Turning those same tools loose in neuroscience is producing a similar revolution. Scientists have learned more about the brain in the past 5 years than in the last 100. The explosion of new knowledge has led scientists to a greater understanding of the brain’s biology and to finding potential causes of violence. What we thought we knew about the relationship between a deprived or bad upbringing and the increased risk of criminal behavior is now being traced to the brain’s chemistry. It is the biological smoking gun of violence. We are now finding the molecular answers to the things that happen to the brain that we could only grope for with older techniques – such as psychology, psychiatry, and sociology.
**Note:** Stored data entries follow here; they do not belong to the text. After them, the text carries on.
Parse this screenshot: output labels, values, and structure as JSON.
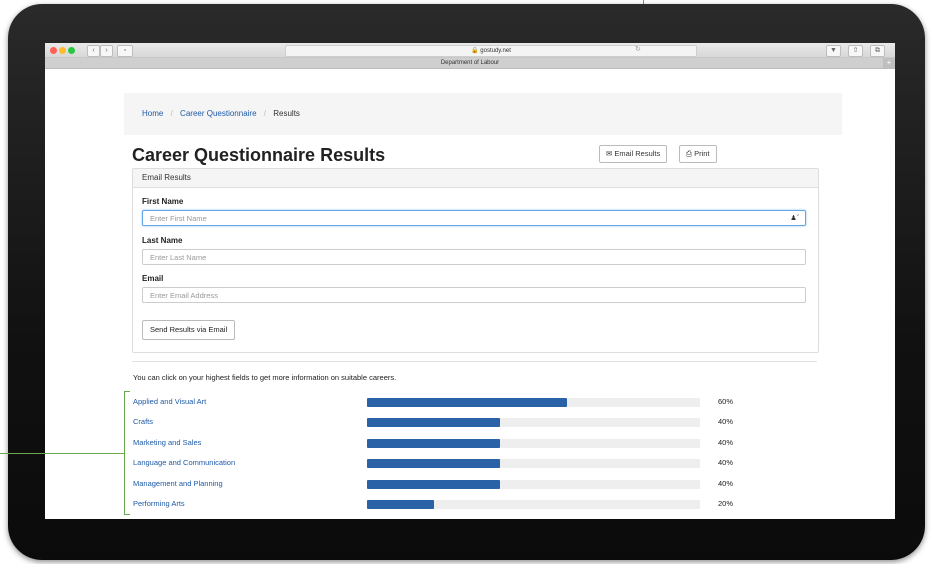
{
  "browser": {
    "url": "gostudy.net",
    "tab_title": "Department of Labour",
    "plus": "+"
  },
  "breadcrumb": {
    "home": "Home",
    "sep": "/",
    "questionnaire": "Career Questionnaire",
    "current": "Results"
  },
  "page": {
    "title": "Career Questionnaire Results",
    "email_results_button": "Email Results",
    "print_button": "Print"
  },
  "email_form": {
    "panel_title": "Email Results",
    "first_name_label": "First Name",
    "first_name_placeholder": "Enter First Name",
    "last_name_label": "Last Name",
    "last_name_placeholder": "Enter Last Name",
    "email_label": "Email",
    "email_placeholder": "Enter Email Address",
    "send_button": "Send Results via Email"
  },
  "results": {
    "intro": "You can click on your highest fields to get more information on suitable careers.",
    "items": [
      {
        "label": "Applied and Visual Art",
        "percent": 60,
        "percent_text": "60%"
      },
      {
        "label": "Crafts",
        "percent": 40,
        "percent_text": "40%"
      },
      {
        "label": "Marketing and Sales",
        "percent": 40,
        "percent_text": "40%"
      },
      {
        "label": "Language and Communication",
        "percent": 40,
        "percent_text": "40%"
      },
      {
        "label": "Management and Planning",
        "percent": 40,
        "percent_text": "40%"
      },
      {
        "label": "Performing Arts",
        "percent": 20,
        "percent_text": "20%"
      }
    ]
  },
  "colors": {
    "link": "#1e5aa8",
    "bar_fill": "#2a62a8",
    "bar_track": "#eeeeee",
    "callout": "#6aa84f"
  }
}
Now we can see thoughts with new imaging devices that can spy on the living, working brain, and we can eavesdrop on individual brain cells to listen to their chatter. With this new technology we can begin to understand through genes, chemistry and experience the sayings, which were based only on observation, “the child is father to the man” and “as the twig is bent, so grows the tree.” It also is evident now why a child can easily learn a new language in a foreign country, if he or she does so at the age when the brain cells that process language are being wired.
And this new knowledge puts to rest the old, contrived argument of which is more important, nature or nurture, genes or environment. Do we come into the world fully programmed to act the way we do or are we blank slates waiting to be written upon? The answer is that genes and environment are probably equally important. The environment affects how genes work and genes determine how the environment is interpreted.
Most people are delighted with all the new information about the organ that is most curious to us. But some don’t believe it and others are afraid of it, convinced that such research is a plot to discriminate against some groups, or gain mind control over others.
I suppose it is somewhat disconcerting to realize that our thoughts are created by molecules, and that the molecules are manipulated by our experiences. But, instead of being limiting, or threatening, I believe the new knowledge about the brain is enlightening and liberating.
My foray into this revolution began in 1992, when then editor of The Chicago Tribune, Jack Fuller, was getting ready to launch a yearlong project called “Killing Our Children.” He asked if there was anything going on in brain research that might be helpful. For me that was like being given the keys to the candy store.
As I began to dig in, what initially turned me on was the work of the University of Chicago’s Peter Huttenlocher. He was, for the first time, counting synapses, the telephone lines that enable brain cells to communicate with each other. These connections are so small and so numerous that they had previously defied a scientific census.
From autopsies of the brains of fetuses and people ranging in age from a few months to their nineties, he took samples about the size of the head of a pin, each containing about 70,000 brain cells. In a sample from a 28-week-old fetus he found 124 million connections between the cells. The same size sample in a newborn had 253 million synaptic connections and in an 8 month old the number exploded to 572 million.
At the fastest rate, connections were being built at the incredible speed of 3 billion a second, eventually reaching a total of about 1,000 trillion connections in the whole brain. After that point, the connections begin a gradual decline. By about age 10 or so, half the connections have died off, leaving about 500 trillion, a number that remains fairly constant through most of life.